PT corre ao STF para blindar Moraes de sanções dos EUA
Lindbergh Farias tenta impedir que bancos brasileiros cumpram bloqueios previstos na Lei Magnitsky contra o ministro do Supremo
O líder do PT na Câmara, Lindbergh Farias (RJ), entrou com uma ação cautelar no Supremo Tribunal Federal para tentar evitar que instituições financeiras brasileiras apliquem as sanções impostas pelo governo dos Estados Unidos ao ministro Alexandre de Moraes.
A medida foi tomada após o governo Donald Trump sancionar Moraes no dia 30, proibindo sua entrada em território americano, bloqueando bens e restringindo transações ligadas a ele.
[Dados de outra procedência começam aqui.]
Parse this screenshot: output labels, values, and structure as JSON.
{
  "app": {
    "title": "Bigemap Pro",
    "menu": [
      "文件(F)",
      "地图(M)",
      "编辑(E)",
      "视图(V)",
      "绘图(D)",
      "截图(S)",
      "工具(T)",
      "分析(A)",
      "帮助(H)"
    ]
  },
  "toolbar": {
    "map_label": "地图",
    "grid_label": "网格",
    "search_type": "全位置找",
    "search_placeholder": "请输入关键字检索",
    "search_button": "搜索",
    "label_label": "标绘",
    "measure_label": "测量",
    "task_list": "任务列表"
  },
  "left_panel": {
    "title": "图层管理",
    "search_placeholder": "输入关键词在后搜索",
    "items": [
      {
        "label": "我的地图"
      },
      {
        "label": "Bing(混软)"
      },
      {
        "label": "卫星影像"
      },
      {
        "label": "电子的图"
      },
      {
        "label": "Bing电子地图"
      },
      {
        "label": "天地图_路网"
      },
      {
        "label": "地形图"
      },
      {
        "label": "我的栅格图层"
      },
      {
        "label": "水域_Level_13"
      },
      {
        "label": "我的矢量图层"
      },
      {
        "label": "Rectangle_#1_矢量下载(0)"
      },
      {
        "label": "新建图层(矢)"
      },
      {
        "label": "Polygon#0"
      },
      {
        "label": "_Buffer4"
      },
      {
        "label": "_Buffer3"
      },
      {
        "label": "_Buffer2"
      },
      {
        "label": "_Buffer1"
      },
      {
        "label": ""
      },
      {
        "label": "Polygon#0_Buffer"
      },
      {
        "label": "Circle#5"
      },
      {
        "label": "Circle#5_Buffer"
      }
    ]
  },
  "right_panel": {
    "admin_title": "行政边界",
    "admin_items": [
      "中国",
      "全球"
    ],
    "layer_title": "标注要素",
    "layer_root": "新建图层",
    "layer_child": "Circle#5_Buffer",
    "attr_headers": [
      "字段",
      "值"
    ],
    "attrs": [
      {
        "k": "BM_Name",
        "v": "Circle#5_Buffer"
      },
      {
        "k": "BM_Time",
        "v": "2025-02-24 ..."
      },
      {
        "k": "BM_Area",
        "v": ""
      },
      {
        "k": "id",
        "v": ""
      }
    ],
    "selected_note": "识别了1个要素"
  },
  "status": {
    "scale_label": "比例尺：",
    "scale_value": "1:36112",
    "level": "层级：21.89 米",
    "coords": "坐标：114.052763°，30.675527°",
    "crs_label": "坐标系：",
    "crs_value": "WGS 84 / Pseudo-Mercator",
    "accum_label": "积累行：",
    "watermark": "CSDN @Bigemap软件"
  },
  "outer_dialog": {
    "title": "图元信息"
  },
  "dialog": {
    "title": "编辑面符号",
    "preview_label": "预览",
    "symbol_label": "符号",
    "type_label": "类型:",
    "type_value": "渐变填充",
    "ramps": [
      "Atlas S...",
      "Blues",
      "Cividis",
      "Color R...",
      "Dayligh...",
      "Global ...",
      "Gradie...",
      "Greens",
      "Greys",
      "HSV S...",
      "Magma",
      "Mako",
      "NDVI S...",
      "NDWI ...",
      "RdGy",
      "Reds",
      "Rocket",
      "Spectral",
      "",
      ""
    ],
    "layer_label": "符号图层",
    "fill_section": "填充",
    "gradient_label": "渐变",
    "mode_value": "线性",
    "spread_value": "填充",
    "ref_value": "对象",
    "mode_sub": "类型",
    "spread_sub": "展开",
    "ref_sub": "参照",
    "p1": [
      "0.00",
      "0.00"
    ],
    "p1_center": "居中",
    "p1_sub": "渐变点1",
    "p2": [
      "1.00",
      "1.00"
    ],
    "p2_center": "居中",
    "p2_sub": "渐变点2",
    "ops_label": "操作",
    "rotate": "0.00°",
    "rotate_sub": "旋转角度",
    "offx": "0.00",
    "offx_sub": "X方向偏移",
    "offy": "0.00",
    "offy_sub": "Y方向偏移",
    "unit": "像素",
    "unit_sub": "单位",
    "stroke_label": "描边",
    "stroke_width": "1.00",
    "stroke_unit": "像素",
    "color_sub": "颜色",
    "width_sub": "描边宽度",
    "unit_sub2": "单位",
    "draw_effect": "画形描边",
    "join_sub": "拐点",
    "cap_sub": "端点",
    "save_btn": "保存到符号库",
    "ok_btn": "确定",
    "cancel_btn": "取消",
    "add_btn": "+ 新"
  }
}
Como parte das regras da Lei Magnitsky, empresas com ativos nos EUA ficam impedidas de oferecer serviços ao magistrado, o que pode impactar até suas contas bancárias no Brasil.
Na ação, Lindbergh pede que “nenhuma instituição financeira brasileira execute, replique ou dê eficácia material” às restrições americanas, argumentando que seguir tais determinações configuraria uma “transferência de soberania” inaceitável pela Constituição.
Alexandre de Moraes se tornou a primeira autoridade de um país democrático a ser alvo dessa lei, criada para punir envolvidos em violações graves de direitos humanos — como tortura, terrorismo, tráfico humano e assassinatos em série.
William Browder, ativista que liderou a aprovação da Lei Magnitsky em 2012, criticou duramente a decisão de Trump, classificando a sanção ao ministro brasileiro como “um momento vergonhoso”.